Environment:OpenRLHF OpenRLHF Flash Attention Environment
| Knowledge Sources | |
|---|---|
| Domains | Infrastructure, Optimization, Deep_Learning |
| Last Updated | 2026-02-07 10:00 GMT |
Overview
Flash Attention 2.8.3 with optional ring-flash-attn and liger-kernel for memory-efficient attention and cross-entropy computation.
Description
This environment provides the Flash Attention library and related optional acceleration packages used by OpenRLHF. Flash Attention 2 is the default attention implementation for all model loading, providing memory-efficient attention computation. The library also provides a Triton-based cross-entropy kernel used for efficient log-probability computation. Ring Flash Attention extends this to support sequence parallelism across GPUs for long-context training. Liger Kernel provides alternative fused operations.
Usage
Use this environment when training with packing samples (mandatory requirement), when computing log probabilities for loss computation (optional but faster), or when training with ring attention for long-context sequences. Flash Attention 2 is the default `--attn_implementation` for all model loading.
System Requirements
| Category | Requirement | Notes |
|---|---|---|
| GPU | NVIDIA GPU with compute capability >= 7.0 | Ampere (sm_80+) recommended |
| GPU Memory | Model-dependent | Flash Attention reduces peak memory by not materializing attention matrix |
Dependencies
Python Packages
- `flash-attn` == 2.8.3 (pinned in requirements.txt)
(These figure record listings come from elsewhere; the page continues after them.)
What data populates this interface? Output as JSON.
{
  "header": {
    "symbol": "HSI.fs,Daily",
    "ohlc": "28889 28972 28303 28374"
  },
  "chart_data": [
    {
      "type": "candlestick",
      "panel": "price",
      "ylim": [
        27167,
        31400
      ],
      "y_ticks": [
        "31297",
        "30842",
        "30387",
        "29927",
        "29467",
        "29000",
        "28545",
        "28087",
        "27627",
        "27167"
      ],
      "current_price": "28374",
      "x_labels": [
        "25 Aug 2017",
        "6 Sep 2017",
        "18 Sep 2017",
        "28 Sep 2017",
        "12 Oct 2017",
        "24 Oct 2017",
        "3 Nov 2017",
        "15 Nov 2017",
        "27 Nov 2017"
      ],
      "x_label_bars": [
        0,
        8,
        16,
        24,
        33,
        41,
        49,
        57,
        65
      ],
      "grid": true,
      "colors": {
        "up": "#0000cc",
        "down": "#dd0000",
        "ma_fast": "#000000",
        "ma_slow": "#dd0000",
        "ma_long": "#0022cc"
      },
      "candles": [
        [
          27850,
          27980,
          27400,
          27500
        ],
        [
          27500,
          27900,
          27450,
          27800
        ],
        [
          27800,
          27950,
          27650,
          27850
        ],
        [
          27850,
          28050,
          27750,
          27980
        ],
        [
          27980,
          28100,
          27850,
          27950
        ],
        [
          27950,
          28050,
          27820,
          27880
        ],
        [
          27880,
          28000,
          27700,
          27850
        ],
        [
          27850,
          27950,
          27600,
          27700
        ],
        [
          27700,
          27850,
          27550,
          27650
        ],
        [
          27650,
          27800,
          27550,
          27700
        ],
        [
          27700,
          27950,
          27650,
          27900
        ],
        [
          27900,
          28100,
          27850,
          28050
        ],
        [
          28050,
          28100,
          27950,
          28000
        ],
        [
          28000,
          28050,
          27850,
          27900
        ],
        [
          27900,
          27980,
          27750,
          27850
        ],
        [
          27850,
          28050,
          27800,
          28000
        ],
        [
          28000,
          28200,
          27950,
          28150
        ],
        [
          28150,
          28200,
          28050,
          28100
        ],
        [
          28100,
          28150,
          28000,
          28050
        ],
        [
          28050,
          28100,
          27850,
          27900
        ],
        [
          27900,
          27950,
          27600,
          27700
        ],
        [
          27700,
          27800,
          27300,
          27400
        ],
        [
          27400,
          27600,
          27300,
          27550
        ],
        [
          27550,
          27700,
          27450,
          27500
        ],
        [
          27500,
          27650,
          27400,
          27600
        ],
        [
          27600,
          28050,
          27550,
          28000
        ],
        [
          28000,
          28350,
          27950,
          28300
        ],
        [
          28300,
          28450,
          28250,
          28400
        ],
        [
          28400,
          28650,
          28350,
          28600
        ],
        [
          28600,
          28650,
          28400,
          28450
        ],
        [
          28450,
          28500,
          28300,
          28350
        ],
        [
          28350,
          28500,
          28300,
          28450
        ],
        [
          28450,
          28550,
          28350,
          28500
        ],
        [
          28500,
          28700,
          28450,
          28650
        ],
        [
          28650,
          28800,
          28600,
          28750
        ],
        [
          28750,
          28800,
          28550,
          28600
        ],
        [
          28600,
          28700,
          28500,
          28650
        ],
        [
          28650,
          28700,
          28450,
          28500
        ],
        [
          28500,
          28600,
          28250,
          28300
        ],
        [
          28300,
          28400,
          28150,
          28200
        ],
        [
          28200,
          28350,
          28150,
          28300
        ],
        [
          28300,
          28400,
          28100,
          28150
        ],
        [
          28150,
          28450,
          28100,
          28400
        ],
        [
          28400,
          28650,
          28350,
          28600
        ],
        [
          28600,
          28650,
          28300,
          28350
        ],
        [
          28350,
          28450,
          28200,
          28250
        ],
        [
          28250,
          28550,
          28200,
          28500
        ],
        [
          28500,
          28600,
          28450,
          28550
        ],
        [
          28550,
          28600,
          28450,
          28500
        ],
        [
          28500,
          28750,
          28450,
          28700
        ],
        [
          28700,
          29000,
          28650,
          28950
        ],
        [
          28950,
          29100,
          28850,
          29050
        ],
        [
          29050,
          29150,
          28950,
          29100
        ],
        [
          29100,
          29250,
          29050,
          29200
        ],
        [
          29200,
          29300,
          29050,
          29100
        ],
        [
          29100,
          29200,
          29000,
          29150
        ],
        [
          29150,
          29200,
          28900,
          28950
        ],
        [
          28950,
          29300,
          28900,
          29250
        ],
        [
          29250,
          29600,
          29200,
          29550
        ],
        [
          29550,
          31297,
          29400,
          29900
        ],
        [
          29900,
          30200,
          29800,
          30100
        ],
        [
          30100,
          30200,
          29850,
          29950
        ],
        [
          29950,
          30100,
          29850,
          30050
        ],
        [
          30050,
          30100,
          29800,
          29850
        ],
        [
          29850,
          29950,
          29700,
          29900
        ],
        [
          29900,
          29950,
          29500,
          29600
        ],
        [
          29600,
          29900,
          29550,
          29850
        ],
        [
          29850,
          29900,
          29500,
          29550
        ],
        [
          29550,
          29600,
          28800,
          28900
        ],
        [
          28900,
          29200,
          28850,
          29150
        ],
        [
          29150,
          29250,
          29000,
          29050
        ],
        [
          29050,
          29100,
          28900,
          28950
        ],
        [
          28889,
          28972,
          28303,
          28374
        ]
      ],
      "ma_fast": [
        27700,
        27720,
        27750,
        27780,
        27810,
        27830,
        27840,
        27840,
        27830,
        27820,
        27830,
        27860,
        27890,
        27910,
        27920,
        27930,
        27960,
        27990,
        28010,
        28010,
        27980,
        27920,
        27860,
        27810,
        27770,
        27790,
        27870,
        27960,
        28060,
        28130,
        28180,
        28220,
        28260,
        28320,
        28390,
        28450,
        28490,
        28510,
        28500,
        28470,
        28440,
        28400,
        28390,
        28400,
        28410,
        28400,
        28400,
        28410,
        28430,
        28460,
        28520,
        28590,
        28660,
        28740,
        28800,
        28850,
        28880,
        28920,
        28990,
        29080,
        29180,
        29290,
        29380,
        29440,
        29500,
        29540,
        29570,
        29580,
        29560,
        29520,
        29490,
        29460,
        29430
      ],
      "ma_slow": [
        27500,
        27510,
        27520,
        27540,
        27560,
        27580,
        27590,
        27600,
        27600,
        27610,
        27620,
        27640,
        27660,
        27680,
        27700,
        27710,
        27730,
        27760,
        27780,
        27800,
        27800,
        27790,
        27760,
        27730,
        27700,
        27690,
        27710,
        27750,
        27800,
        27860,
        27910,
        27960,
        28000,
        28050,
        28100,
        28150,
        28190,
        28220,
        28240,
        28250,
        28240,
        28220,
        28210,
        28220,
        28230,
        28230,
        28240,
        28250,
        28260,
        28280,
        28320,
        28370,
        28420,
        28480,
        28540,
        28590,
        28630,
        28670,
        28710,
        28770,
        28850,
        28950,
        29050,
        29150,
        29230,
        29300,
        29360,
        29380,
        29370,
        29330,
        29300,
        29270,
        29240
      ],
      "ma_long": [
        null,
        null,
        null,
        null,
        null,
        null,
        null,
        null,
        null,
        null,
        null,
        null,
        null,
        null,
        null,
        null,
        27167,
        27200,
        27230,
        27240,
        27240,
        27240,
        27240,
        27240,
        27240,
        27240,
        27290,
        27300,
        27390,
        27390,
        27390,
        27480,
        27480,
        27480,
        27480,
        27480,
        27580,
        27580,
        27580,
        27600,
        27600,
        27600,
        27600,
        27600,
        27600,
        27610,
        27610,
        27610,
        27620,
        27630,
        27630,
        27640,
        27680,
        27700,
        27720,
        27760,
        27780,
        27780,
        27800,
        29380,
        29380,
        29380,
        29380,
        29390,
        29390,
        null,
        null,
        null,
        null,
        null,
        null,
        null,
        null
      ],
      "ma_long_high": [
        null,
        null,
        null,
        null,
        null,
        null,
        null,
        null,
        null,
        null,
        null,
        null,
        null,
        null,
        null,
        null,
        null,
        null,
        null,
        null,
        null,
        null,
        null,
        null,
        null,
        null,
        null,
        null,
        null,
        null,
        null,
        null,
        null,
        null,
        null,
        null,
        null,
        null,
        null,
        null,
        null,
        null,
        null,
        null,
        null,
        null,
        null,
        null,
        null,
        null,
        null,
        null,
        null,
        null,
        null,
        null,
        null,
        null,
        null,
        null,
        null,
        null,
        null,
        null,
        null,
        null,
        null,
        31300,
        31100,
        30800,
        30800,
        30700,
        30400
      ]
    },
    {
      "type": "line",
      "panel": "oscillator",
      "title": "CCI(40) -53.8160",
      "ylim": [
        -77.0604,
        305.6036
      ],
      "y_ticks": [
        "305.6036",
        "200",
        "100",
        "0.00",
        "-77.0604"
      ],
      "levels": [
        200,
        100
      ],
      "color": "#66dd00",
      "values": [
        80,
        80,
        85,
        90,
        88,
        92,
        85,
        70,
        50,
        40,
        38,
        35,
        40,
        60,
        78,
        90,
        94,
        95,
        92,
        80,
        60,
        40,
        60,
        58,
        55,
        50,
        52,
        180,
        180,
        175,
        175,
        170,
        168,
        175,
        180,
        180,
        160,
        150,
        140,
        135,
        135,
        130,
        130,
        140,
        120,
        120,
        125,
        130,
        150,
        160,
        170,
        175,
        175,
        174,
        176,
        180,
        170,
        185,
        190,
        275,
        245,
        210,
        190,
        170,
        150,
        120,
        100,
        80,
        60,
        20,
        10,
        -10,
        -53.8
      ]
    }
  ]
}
- `ring-flash-attn` (optional; install extra: `pip install openrlhf[ring]`)
- `liger-kernel` (optional; install extra: `pip install openrlhf[liger]`)
Credentials
No additional credentials required.
Quick Install
# Core Flash Attention
pip install flash-attn==2.8.3
# Ring Attention for long-context training (optional)
pip install ring_flash_attn
# Liger Kernel for fused operations (optional)
pip install liger_kernel
Code Evidence
Default attention implementation from `openrlhf/models/actor.py:41`:
attn_implementation="flash_attention_2",
Flash Attention cross-entropy fallback from `openrlhf/models/utils.py:92-101`:
try:
from flash_attn.ops.triton.cross_entropy import cross_entropy_loss
output = cross_entropy_loss(logits.reshape(-1, last_dim), labels.reshape(-1))
log_probs_labels = -output[0].view(*batch_dim)
except ImportError:
logits_labels = torch.gather(logits, dim=-1, index=labels.unsqueeze(-1)).squeeze(-1)
logsumexp_values = _logsumexp_by_chunk(logits.reshape(-1, last_dim))
logsumexp_values = logsumexp_values.view(*batch_dim)
log_probs_labels = logits_labels - logsumexp_values
Packing requires flash attention warning from `openrlhf/cli/train_dpo.py:314-316`:
if args.packing_samples and "flash_attention" not in args.attn_implementation:
print("[Warning] Please use --attn_implementation with flash_attention...")
args.attn_implementation = "flash_attention_2"
Ring attention setup from `openrlhf/utils/deepspeed/deepspeed.py:125-128`:
from ring_flash_attn import substitute_hf_flash_attn
self.ring_head_stride = getattr(self.args, "ring_head_stride", 1)
substitute_hf_flash_attn(self.ring_attn_group, self.ring_head_stride)
Liger Kernel integration from `openrlhf/models/actor.py:85-88`:
if use_liger_kernel:
from liger_kernel.transformers import AutoLigerKernelForCausalLM
model_class = AutoLigerKernelForCausalLM
Deterministic flash attention from `openrlhf/utils/deepspeed/deepspeed.py:83-84`:
# Use deterministic backward in flash attention as, by default, flash attention uses atomic adds
transformers.modeling_flash_attention_utils.deterministic_g = True
Common Errors
| Error Message | Cause | Solution |
|---|---|---|
| `ImportError: flash_attn` | Flash Attention not installed | `pip install flash-attn==2.8.3` |
| `[Warning] Please use --attn_implementation with flash_attention` | Packing samples without flash attention | Add `--attn_implementation flash_attention_2` |
| `ImportError: ring_flash_attn` | Ring attention requested but not installed | `pip install ring_flash_attn` |
| `ImportError: liger_kernel` | Liger kernel requested but not installed | `pip install liger_kernel` |
Compatibility Notes
- Fallback: Flash Attention's cross-entropy kernel is optional; code falls back to chunked logsumexp computation when not available.
- Packing Samples: Using `--packing_samples` automatically forces `flash_attention_2` as the attention implementation.
- Ring Attention: Requires both `flash-attn` and `ring-flash-attn` packages. Uses the sequence parallel mesh dimension.
- Determinism: Flash Attention uses atomic adds by default (non-deterministic); `--full_determinism` enables deterministic backward.